J’ai l’impression que la République populaire de Lougansk vit sous un régime de mobilisation, tous les gens essayant d’aider ceux qui sont restés ici. Il y a de l’entraide entre les habitants de la région.

Photo : Eliseo Bertolasi

La Voix de la Russie : Les villageois sortent-ils dans la rue ? À quoi ressemble le quotidien des personnes qui vivent dans les villes détruites par les affrontements armés ?

Photo : Eliseo Bertolasi
Eliseo Bertolasi : À Pervomaïsk et Novosvetlovka, je n’ai vu presque personne dans les rues. Depuis le début des affrontements, la plupart des habitants ont fui du côté russe de la frontière. Les personnes handicapées et les personnes âgées, qui ont du mal à se déplacer sont presque les seules à rester dans ces villes. Ils vivent tous dans une misère absolue et comptent sur l’aide humanitaire des cosaques. J’ai visité l’hôpital de Novosvetlovka, ou du moins ce qu’il en est resté. Le médecin, avec lequel je discutais, pleurait, lorsqu’il me racontait ce qu’il a vu. Les habitants locaux appellent l’artère, qui traverse le village, « route de la vie ». Cette route relie Lougansk avec la Russie. C’est grâce à elle que les habitants ont pu fuir vers la Russie et c’est par cette route que transitent les convois humanitaires de Moscou.

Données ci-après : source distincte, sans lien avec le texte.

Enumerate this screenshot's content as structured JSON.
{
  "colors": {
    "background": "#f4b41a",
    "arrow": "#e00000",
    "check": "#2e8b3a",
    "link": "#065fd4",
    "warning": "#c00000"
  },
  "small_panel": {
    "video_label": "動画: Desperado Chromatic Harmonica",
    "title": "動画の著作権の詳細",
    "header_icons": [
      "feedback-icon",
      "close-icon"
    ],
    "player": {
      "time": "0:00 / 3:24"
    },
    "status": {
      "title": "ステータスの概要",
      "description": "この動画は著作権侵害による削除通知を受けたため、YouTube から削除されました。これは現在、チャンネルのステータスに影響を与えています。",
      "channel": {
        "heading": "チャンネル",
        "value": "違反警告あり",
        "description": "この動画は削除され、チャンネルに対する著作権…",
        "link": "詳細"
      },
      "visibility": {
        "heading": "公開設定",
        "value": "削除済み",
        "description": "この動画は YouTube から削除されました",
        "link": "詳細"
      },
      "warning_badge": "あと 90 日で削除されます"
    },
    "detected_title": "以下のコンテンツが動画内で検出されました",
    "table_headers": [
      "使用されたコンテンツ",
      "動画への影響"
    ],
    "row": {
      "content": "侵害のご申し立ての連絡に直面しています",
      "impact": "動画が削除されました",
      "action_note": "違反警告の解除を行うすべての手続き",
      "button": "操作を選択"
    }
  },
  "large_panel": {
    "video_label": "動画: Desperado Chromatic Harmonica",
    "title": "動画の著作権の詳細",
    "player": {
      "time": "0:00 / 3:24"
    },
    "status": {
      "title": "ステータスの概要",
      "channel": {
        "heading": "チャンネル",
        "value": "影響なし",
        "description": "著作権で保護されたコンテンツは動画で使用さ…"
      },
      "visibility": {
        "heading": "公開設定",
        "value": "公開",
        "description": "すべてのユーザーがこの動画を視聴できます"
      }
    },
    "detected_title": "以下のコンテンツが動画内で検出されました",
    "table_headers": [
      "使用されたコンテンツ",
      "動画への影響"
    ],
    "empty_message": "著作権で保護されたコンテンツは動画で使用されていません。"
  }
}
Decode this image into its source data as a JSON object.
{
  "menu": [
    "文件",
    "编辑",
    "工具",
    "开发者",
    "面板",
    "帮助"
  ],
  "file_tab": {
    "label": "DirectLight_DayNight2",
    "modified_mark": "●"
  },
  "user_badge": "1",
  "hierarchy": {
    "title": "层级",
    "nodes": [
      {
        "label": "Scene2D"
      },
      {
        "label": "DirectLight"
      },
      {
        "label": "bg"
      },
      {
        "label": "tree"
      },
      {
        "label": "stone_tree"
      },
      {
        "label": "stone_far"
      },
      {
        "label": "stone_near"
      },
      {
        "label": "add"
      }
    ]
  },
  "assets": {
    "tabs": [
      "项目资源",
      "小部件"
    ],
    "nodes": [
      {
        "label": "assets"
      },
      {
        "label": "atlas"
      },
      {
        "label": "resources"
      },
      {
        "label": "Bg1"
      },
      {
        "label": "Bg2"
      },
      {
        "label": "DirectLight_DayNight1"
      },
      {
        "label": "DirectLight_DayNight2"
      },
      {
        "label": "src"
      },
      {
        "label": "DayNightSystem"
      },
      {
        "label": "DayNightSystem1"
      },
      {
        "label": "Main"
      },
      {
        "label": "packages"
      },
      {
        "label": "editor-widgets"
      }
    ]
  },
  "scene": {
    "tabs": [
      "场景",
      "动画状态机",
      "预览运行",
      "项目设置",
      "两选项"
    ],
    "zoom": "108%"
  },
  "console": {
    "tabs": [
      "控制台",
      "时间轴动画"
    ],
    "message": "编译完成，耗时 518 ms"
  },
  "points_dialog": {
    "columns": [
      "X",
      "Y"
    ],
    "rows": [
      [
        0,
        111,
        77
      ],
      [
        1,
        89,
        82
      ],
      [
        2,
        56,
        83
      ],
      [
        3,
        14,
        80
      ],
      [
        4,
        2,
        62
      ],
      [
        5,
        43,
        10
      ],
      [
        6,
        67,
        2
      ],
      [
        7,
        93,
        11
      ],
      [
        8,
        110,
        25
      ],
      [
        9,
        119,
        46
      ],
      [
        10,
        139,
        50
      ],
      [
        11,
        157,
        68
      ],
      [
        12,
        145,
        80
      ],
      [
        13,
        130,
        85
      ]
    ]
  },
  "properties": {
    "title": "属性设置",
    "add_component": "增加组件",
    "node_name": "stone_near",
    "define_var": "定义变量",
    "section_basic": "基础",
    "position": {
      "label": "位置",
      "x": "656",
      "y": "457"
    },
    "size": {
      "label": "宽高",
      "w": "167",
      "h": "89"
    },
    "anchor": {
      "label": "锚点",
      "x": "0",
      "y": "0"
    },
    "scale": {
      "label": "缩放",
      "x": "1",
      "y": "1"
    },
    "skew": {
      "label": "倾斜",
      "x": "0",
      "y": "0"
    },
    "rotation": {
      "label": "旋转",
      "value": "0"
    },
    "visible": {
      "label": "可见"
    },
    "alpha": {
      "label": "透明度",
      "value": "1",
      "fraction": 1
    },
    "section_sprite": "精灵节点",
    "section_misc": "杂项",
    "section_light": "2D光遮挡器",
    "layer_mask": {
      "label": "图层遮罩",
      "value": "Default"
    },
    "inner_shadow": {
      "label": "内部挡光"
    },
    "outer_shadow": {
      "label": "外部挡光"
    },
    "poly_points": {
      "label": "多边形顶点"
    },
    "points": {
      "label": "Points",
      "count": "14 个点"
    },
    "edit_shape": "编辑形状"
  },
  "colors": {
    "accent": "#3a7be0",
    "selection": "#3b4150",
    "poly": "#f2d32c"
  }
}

En été, l’armée ukrainienne a tenté de bloquer cette route et a entouré le village de tous les côtés. Ensuite, les forces de la République populaire autoproclamée de Donetsk sont passées à l’offensive et ont repoussé les troupes de Kiev. Le trafic sur la route a repris. Le siège de Novosvetlovka a duré un mois. C’est terrible, ce que j’ai vu ici. Tout a été détruit : les hôpitaux, les écoles, les canalisations. Ils ont même tiré sur les églises.

Photo : Eliseo Bertolasi

La Voix de la Russie : De quel côté tirait-on ? Quelle est la réaction des civils aux bombardements ?

Eliseo Bertolasi : Novosvetlovka se trouve sur une route qui a été bloquée par les troupes ukrainiennes. Les destructions ont été réalisées par ces troupes, me dit-on. Les habitants de la région disent cependant que les bataillons de la Garde nationale sont bien pires, car ils sont sans pitié par rapport aux civils. Tels sont les faits. Lorsqu’on me dit que les défenseurs de Lougansk tirent sur leurs propres forces pour accuser ensuite Kiev, cela me fait rire. Que ceux qui croient ces histoires, se rendent dans la région et voient de leurs propres yeux ce qui s’y passe.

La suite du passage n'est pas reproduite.